J. William Fulbright is a man that both Bill and Hillary Clinton called a life mentor. Fulbright was an unrepentant card carrying cross in my grandfather’s front yard burning Klansman. When Hillary outlined her coalition of victory it certainly didn’t include black people in fact she said this
"I have a much broader base to build a winning coalition on," she said in an interview with USA TODAY. As evidence, Clinton cited an Associated Press article "that found how Sen. Obama's support among working, hard-working Americans, white Americans, is weakening again, and how whites in both states who had not completed college were supporting me."
So should black people be abhorred that Obama appointed her to his cabinet? No because that is silly. Those who would take the time to get to know the Clintons views would know that they are in fact staunch advocates for civil rights. In essence I know they are on our side.

Obama has spoken out publically and bravely in venues that would not have accommodated the advocacy of gay rights like the Ebenezer Baptist Church and said this.

We have scorned our gay brothers and sisters instead of embracing them. The scourge of anti-Semitism has, at times, revealed itself in our community. For too long, some of us have seen immigrants as competitors for jobs instead of companions in the fight for opportunity.

Every day, our politics fuels and exploits this kind of division across all races and regions; across gender and party. It is played out on television. It is sensationalized by the media. And last week, it even crept into the campaign for President, with charges and counter-charges that served to obscure the issues instead of illuminating the critical choices we face as a nation.

So let us say that on this day of all days, each of us carries with us the task of changing our hearts and minds. The division, the stereotypes, the scape-goating, the ease with which we blame our plight on others – all of this distracts us from the common challenges we face – war and poverty; injustice and inequality. We can no longer afford to build ourselves up by tearing someone else down. We can no longer afford to traffic in lies or fear or hate. It is the poison that we must purge from our politics; the wall that we must tear down before the hour grows too late.
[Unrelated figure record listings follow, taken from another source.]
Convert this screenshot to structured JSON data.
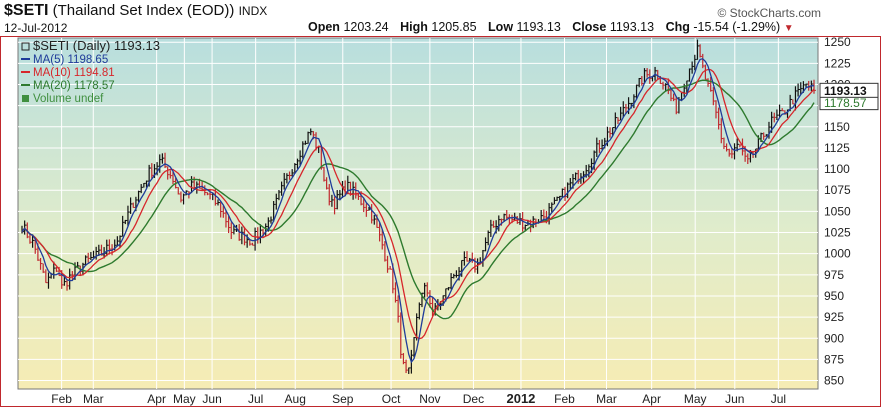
{
  "header": {
    "symbol": "$SETI",
    "name": "(Thailand Set Index (EOD))",
    "exchange": "INDX",
    "date": "12-Jul-2012",
    "brand": "© StockCharts.com",
    "open_label": "Open",
    "open": "1203.24",
    "high_label": "High",
    "high": "1205.85",
    "low_label": "Low",
    "low": "1193.13",
    "close_label": "Close",
    "close": "1193.13",
    "chg_label": "Chg",
    "chg": "-15.54 (-1.29%)"
  },
  "legend": [
    {
      "text": "$SETI (Daily) 1193.13",
      "color": "#222222"
    },
    {
      "text": "MA(5) 1198.65",
      "color": "#1f3c9a"
    },
    {
      "text": "MA(10) 1194.81",
      "color": "#d7262b"
    },
    {
      "text": "MA(20) 1178.57",
      "color": "#2e7a2e"
    },
    {
      "text": "Volume undef",
      "color": "#3f8f3f"
    }
  ],
  "chart_data": {
    "type": "line",
    "title": "$SETI (Thailand Set Index (EOD))",
    "ylim": [
      840,
      1255
    ],
    "y_ticks": [
      850,
      875,
      900,
      925,
      950,
      975,
      1000,
      1025,
      1050,
      1075,
      1100,
      1125,
      1150,
      1175,
      1200,
      1225,
      1250
    ],
    "x_ticks": [
      {
        "label": "Feb",
        "bold": false,
        "t": 0.05
      },
      {
        "label": "Mar",
        "bold": false,
        "t": 0.09
      },
      {
        "label": "Apr",
        "bold": false,
        "t": 0.17
      },
      {
        "label": "May",
        "bold": false,
        "t": 0.205
      },
      {
        "label": "Jun",
        "bold": false,
        "t": 0.24
      },
      {
        "label": "Jul",
        "bold": false,
        "t": 0.295
      },
      {
        "label": "Aug",
        "bold": false,
        "t": 0.345
      },
      {
        "label": "Sep",
        "bold": false,
        "t": 0.405
      },
      {
        "label": "Oct",
        "bold": false,
        "t": 0.466
      },
      {
        "label": "Nov",
        "bold": false,
        "t": 0.515
      },
      {
        "label": "Dec",
        "bold": false,
        "t": 0.57
      },
      {
        "label": "2012",
        "bold": true,
        "t": 0.63
      },
      {
        "label": "Feb",
        "bold": false,
        "t": 0.685
      },
      {
        "label": "Mar",
        "bold": false,
        "t": 0.738
      },
      {
        "label": "Apr",
        "bold": false,
        "t": 0.795
      },
      {
        "label": "May",
        "bold": false,
        "t": 0.85
      },
      {
        "label": "Jun",
        "bold": false,
        "t": 0.9
      },
      {
        "label": "Jul",
        "bold": false,
        "t": 0.955
      }
    ],
    "price_keypoints": [
      [
        0.0,
        1033
      ],
      [
        0.015,
        1010
      ],
      [
        0.03,
        965
      ],
      [
        0.045,
        985
      ],
      [
        0.05,
        960
      ],
      [
        0.06,
        972
      ],
      [
        0.08,
        990
      ],
      [
        0.1,
        1000
      ],
      [
        0.12,
        1015
      ],
      [
        0.14,
        1060
      ],
      [
        0.16,
        1095
      ],
      [
        0.175,
        1110
      ],
      [
        0.19,
        1090
      ],
      [
        0.2,
        1065
      ],
      [
        0.215,
        1080
      ],
      [
        0.235,
        1070
      ],
      [
        0.25,
        1055
      ],
      [
        0.265,
        1025
      ],
      [
        0.28,
        1020
      ],
      [
        0.29,
        1015
      ],
      [
        0.31,
        1035
      ],
      [
        0.33,
        1080
      ],
      [
        0.35,
        1120
      ],
      [
        0.36,
        1138
      ],
      [
        0.365,
        1145
      ],
      [
        0.375,
        1120
      ],
      [
        0.385,
        1070
      ],
      [
        0.395,
        1060
      ],
      [
        0.41,
        1080
      ],
      [
        0.425,
        1065
      ],
      [
        0.44,
        1050
      ],
      [
        0.455,
        1010
      ],
      [
        0.468,
        965
      ],
      [
        0.475,
        920
      ],
      [
        0.48,
        870
      ],
      [
        0.487,
        852
      ],
      [
        0.493,
        880
      ],
      [
        0.5,
        940
      ],
      [
        0.51,
        960
      ],
      [
        0.52,
        930
      ],
      [
        0.53,
        945
      ],
      [
        0.545,
        975
      ],
      [
        0.56,
        990
      ],
      [
        0.575,
        985
      ],
      [
        0.59,
        1025
      ],
      [
        0.605,
        1045
      ],
      [
        0.62,
        1040
      ],
      [
        0.64,
        1035
      ],
      [
        0.66,
        1045
      ],
      [
        0.675,
        1060
      ],
      [
        0.69,
        1080
      ],
      [
        0.71,
        1100
      ],
      [
        0.73,
        1130
      ],
      [
        0.75,
        1155
      ],
      [
        0.77,
        1185
      ],
      [
        0.785,
        1210
      ],
      [
        0.8,
        1215
      ],
      [
        0.815,
        1195
      ],
      [
        0.825,
        1170
      ],
      [
        0.835,
        1200
      ],
      [
        0.845,
        1225
      ],
      [
        0.853,
        1240
      ],
      [
        0.865,
        1200
      ],
      [
        0.875,
        1170
      ],
      [
        0.885,
        1130
      ],
      [
        0.895,
        1115
      ],
      [
        0.905,
        1130
      ],
      [
        0.915,
        1105
      ],
      [
        0.93,
        1130
      ],
      [
        0.945,
        1155
      ],
      [
        0.96,
        1165
      ],
      [
        0.975,
        1185
      ],
      [
        0.99,
        1200
      ],
      [
        1.0,
        1193
      ]
    ],
    "series": [
      {
        "name": "$SETI (Daily)",
        "last": 1193.13,
        "color": "#111111"
      },
      {
        "name": "MA(5)",
        "last": 1198.65,
        "color": "#1f3c9a"
      },
      {
        "name": "MA(10)",
        "last": 1194.81,
        "color": "#d7262b"
      },
      {
        "name": "MA(20)",
        "last": 1178.57,
        "color": "#2e7a2e"
      }
    ],
    "price_label": "1193.13",
    "ma20_label": "1178.57",
    "grid": true,
    "legend_position": "top-left"
  }
}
Put quite frankly he is on your side, yet a portion of the gay community want to play the symbolism game. Well if you want to talk pure symbol today there are eight American states where people have the confederate battle flag stamped on their auto license plates a symbol as disgusting to me as the swastika. Two American states Florida and Alabama still celebrate the birth of Jefferson Davis. This is an insult to both straight and gay black Americans. I could go on all day with that sort of thing, and makes me question what's going to happen when the Pope comes to town as the position of the Catholic Church also states that homosexuality is a sin, and that unrepentant homosexuals have no rights to marriage.